Bangkok è stata presa alla sprovvista dalla situazione. Sabato un proiettile vagante ha colpito il retro di una casa sulla parte thailandese del confine, senza ferire nessuno, ma l’episodio ha costretto il Paese a rafforzare le proprie difese di confine, aumentando i controlli su coloro che attraversano i due ponti che collegano Myawaddy e Mae Sot, al momento ancora aperti.
La polizia thai ha anche arrestato 15 birmani e due thailandesi che stavano cercando di fuggire in Malaysia in cerca di migliori opportunità di lavoro. Il gruppo ha raccontato di aver valicato il confine a Mae Sot grazie all’aiuto di intermediari. Viaggi di questo tipo rischiano di diventare sempre più frequenti con l’esacerbarsi della violenza in Myanmar, sostengono gli esperti, i quali si aspettano un prosieguo dei combattimenti, almeno finché non comincerà la stagione delle piogge, che ogni anno pone un freno agli scontri.
Ma la Thailandia ha anche inviato aiuti in Myanmar (sebbene tramite enti gestiti dai generali) e attivato una risposta umanitaria a Mae Sot. Il Governo di unità nazionale in esilio ha ringraziato Bangkok per aver fornito riparo e assistenza ai rifugiati, prevedendo tuttavia ulteriori sfollamenti.
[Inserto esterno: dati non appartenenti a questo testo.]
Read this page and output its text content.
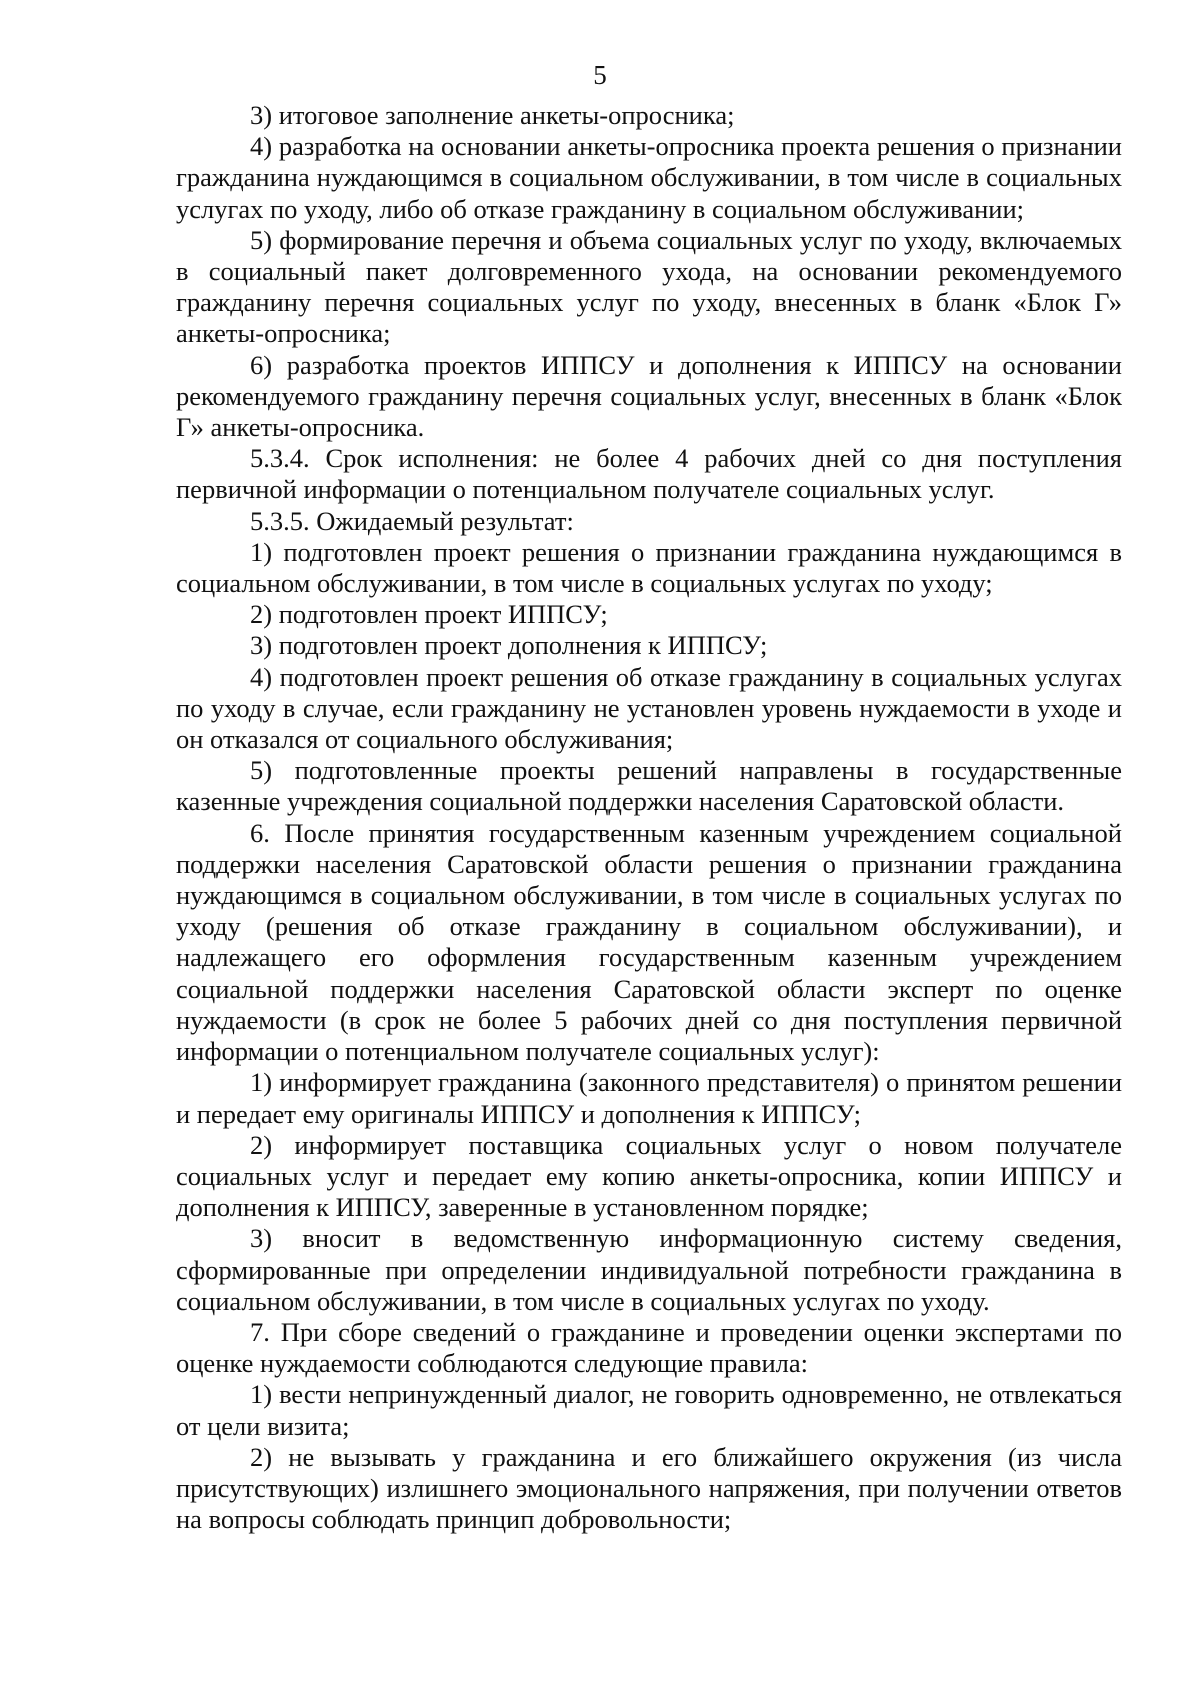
5

3) итоговое заполнение анкеты-опросника;

4) разработка на основании анкеты-опросника проекта решения о признании гражданина нуждающимся в социальном обслуживании, в том числе в социальных услугах по уходу, либо об отказе гражданину в социальном обслуживании;

5) формирование перечня и объема социальных услуг по уходу, включаемых в социальный пакет долговременного ухода, на основании рекомендуемого гражданину перечня социальных услуг по уходу, внесенных в бланк «Блок Г» анкеты-опросника;

6) разработка проектов ИППСУ и дополнения к ИППСУ на основании рекомендуемого гражданину перечня социальных услуг, внесенных в бланк «Блок Г» анкеты-опросника.

5.3.4. Срок исполнения: не более 4 рабочих дней со дня поступления первичной информации о потенциальном получателе социальных услуг.

5.3.5. Ожидаемый результат:

1) подготовлен проект решения о признании гражданина нуждающимся в социальном обслуживании, в том числе в социальных услугах по уходу;

2) подготовлен проект ИППСУ;

3) подготовлен проект дополнения к ИППСУ;

4) подготовлен проект решения об отказе гражданину в социальных услугах по уходу в случае, если гражданину не установлен уровень нуждаемости в уходе и он отказался от социального обслуживания;

5) подготовленные проекты решений направлены в государственные казенные учреждения социальной поддержки населения Саратовской области.

6. После принятия государственным казенным учреждением социальной поддержки населения Саратовской области решения о признании гражданина нуждающимся в социальном обслуживании, в том числе в социальных услугах по уходу (решения об отказе гражданину в социальном обслуживании), и надлежащего его оформления государственным казенным учреждением социальной поддержки населения Саратовской области эксперт по оценке нуждаемости (в срок не более 5 рабочих дней со дня поступления первичной информации о потенциальном получателе социальных услуг):

1) информирует гражданина (законного представителя) о принятом решении и передает ему оригиналы ИППСУ и дополнения к ИППСУ;

2) информирует поставщика социальных услуг о новом получателе социальных услуг и передает ему копию анкеты-опросника, копии ИППСУ и дополнения к ИППСУ, заверенные в установленном порядке;

3) вносит в ведомственную информационную систему сведения, сформированные при определении индивидуальной потребности гражданина в социальном обслуживании, в том числе в социальных услугах по уходу.

7. При сборе сведений о гражданине и проведении оценки экспертами по оценке нуждаемости соблюдаются следующие правила:

1) вести непринужденный диалог, не говорить одновременно, не отвлекаться от цели визита;

2) не вызывать у гражданина и его ближайшего окружения (из числа присутствующих) излишнего эмоционального напряжения, при получении ответов на вопросы соблюдать принцип добровольности;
Almeno 3mila persone – perlopiù anziani e bambini – hanno varcato il confine solo nel fine settimana, ha dichiarato due giorni fa il ministro degli Esteri Parnpree Bahidda Nukara, ma circa 2mila sono tornati a Myawaddy lunedì.
Il mese scorso Parnpree aveva annunciato che il Paese avrebbe potuto ospitare fino a 10mila rifugiati birmani a Mae Sot e dintorni.